Einem Alkoholiker helfen?

Natürlich können wir einem Alkoholiker versuchen zu helfen.
Es fragt sich nur, auf welche Weise und auf welcher Grundlage.

Jemand, der schon sehr lange trinkt, helfen zu wollen, ist ungemein schwierig. Der Alkohol verändert und programmiert Denken und Handeln, sowie das Gefühlsleben eines Alkoholikers vollkommen um. Zu ihm vorzudringen, ist fast nicht mehr möglich. Darüber muss man sich klar sein. Ganz am Anfang einer Alkoholkarriere verspüren Betroffene sehr oft noch den starken Wunsch, umzukehren und das Trinken ernsthaft sein zu lassen. Sie fühlen, dass der Alkohol etwas Massives mit ihnen anstellt, sie verändert und dass es ihnen damit zunehmend schlechter geht. Jemand, der bereits dunkel ahnt, dass er zuviel trinkt, stellt in "klaren" Zeiten vielleicht zaghafte Fragen an vertraute Menschen in seiner Umgebung:
dem Hausarzt, dem Kollegen, Freunden. (Selten sind es Familienangehörige, an die sie sich wenden. Die Scham und die Furcht, auf Unverständnis zu stoßen, hindert sie daran.)

Falls in diesem Stadium ernsthaft Hilfe gesucht wird, könnten tatsächlich wirksame Schritte aus der Sucht aufgezeigt werden. Dazu braucht es aber kurze und leicht nachvollziehbare Schritte in Richtung Suchtberatung, und konkrete Fachleute, an die sich der Hilfesuchende wirksam wenden und wo man sofort in das mehr oder weniger bereits vorhandene Suchtverhalten eingreifen kann. Voraussetzung ist natürlich, das der Betroffene selbst den ernsthaften Wunsch hegt, auf Dauer vom Trinken weg zu kommen. Dieser Wunsch muss von ihm selbst kommen! Ihn dazu überreden zu wollen, hat keinen Sinn.

Wie soll man reagieren, wenn sich jemand an einen wendet, der ein offensichtliches Alkoholproblem hat?
Sagen sie ehrlich ihre Meinung über den erhöhten Alkoholkonsum Ihres Gegenübers. Geben Sie klar zu Ausdruck, was sie vom veränderten Verhalten im Rauschzustand halten und dass Sie sich Sorgen über den Betroffenen und seine Angehörigen machen. Bieten Sie Ihre Hilfe und Unterstützung an bei der Suche nach Anlaufstellen in der Nähe des Alkoholgefährdeten. Wenn Sie sich selbst dazu nicht in der Lage sehen, dann suchen Sie nach Personen, die fachlich dazu in der Lage sind, diese Aufgabe zu übernehmen.

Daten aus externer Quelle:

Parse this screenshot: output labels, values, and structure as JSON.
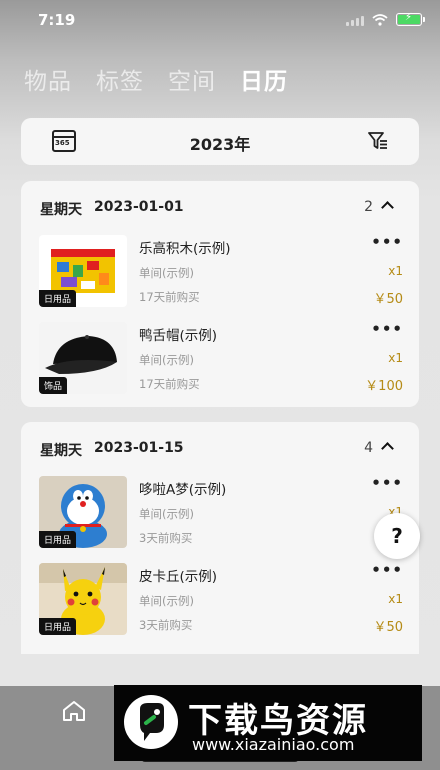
{
  "status": {
    "time": "7:19"
  },
  "tabs": [
    {
      "label": "物品",
      "active": false
    },
    {
      "label": "标签",
      "active": false
    },
    {
      "label": "空间",
      "active": false
    },
    {
      "label": "日历",
      "active": true
    }
  ],
  "year_bar": {
    "calendar_badge": "365",
    "year": "2023年"
  },
  "days": [
    {
      "weekday": "星期天",
      "date": "2023-01-01",
      "count": "2",
      "items": [
        {
          "name": "乐高积木(示例)",
          "tag": "日用品",
          "room": "单间(示例)",
          "ago": "17天前购买",
          "qty": "x1",
          "price": "￥50",
          "thumb_icon": "lego-box-image"
        },
        {
          "name": "鸭舌帽(示例)",
          "tag": "饰品",
          "room": "单间(示例)",
          "ago": "17天前购买",
          "qty": "x1",
          "price": "￥100",
          "thumb_icon": "black-cap-image"
        }
      ]
    },
    {
      "weekday": "星期天",
      "date": "2023-01-15",
      "count": "4",
      "items": [
        {
          "name": "哆啦A梦(示例)",
          "tag": "日用品",
          "room": "单间(示例)",
          "ago": "3天前购买",
          "qty": "x1",
          "price": "",
          "thumb_icon": "doraemon-plush-image"
        },
        {
          "name": "皮卡丘(示例)",
          "tag": "日用品",
          "room": "单间(示例)",
          "ago": "3天前购买",
          "qty": "x1",
          "price": "￥50",
          "thumb_icon": "pikachu-plush-image"
        }
      ]
    }
  ],
  "more_label": "•••",
  "help_label": "?",
  "watermark": {
    "title": "下载鸟资源",
    "url": "www.xiazainiao.com"
  },
  "colors": {
    "accent": "#b58b16",
    "card": "#f6f6f6",
    "bottom_bar": "#8f8f8f"
  }
}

Ist die Sache erst einmal positiv ins Rollen gekommen, stehen die Chancen nicht so schlecht, dass der Betroffene sich tatsächlich in fachliche Hilfe begibt und etwas gegen seine Sucht unternimmt.
In dieser ersten Phase der Zweifel im Umgang mit dem erhöhten Alkoholkonsum ist die Bereitschaft, Ratschläge anzunehmen, am höchsten. Eine weitere Alkoholikerkarriere könnte man damit zumindest wirksam beeinflussen.

Gerade bei jungen Leuten wäre eine solche 1. Hilfe-Patenschaft "Weg vom Alkhohol" sehr wichtig.
Persönliche Gespräche mit geschulten Vertrauensleuten stark Alkoholgefährdeter am Arbeitsplatz können ebenfalls über die weiteren Konsequenzen ihrer Sucht aufklären und Wege aus dem Alkohol-Teufelskreis aufzuzeigen. In einigen Betrieben werden extra Vertrauensleute hierfür ausgebildet.

Leider bleibt es aber in vielen Betrieben lediglich bei einem "Alibi"-Aushang am Schwarzen Brett, auf dem steht, dass Alkohol unfallgefährdend sei. Den Betroffenen direkt darauf ansprechen scheut man sich, denn fast alle trinken ganz gern mal einen über den Durst (Chef mit eingeschlossen!) und haben Angst, sie selbst könnten auch einmal zu einem ähnlichen Gespräch gebeten werden. Da redet man lieber erst gar nicht drüber - und trinkt weiter sein Bierchen, mehr oder weniger heimlich, wenn im Betrieb Alkoholverbot herrscht. Gespräche dieser Art sind unangenehm - für alle Beteiligten. Und mit der Problematik vertraut sind immer noch die wenigsten.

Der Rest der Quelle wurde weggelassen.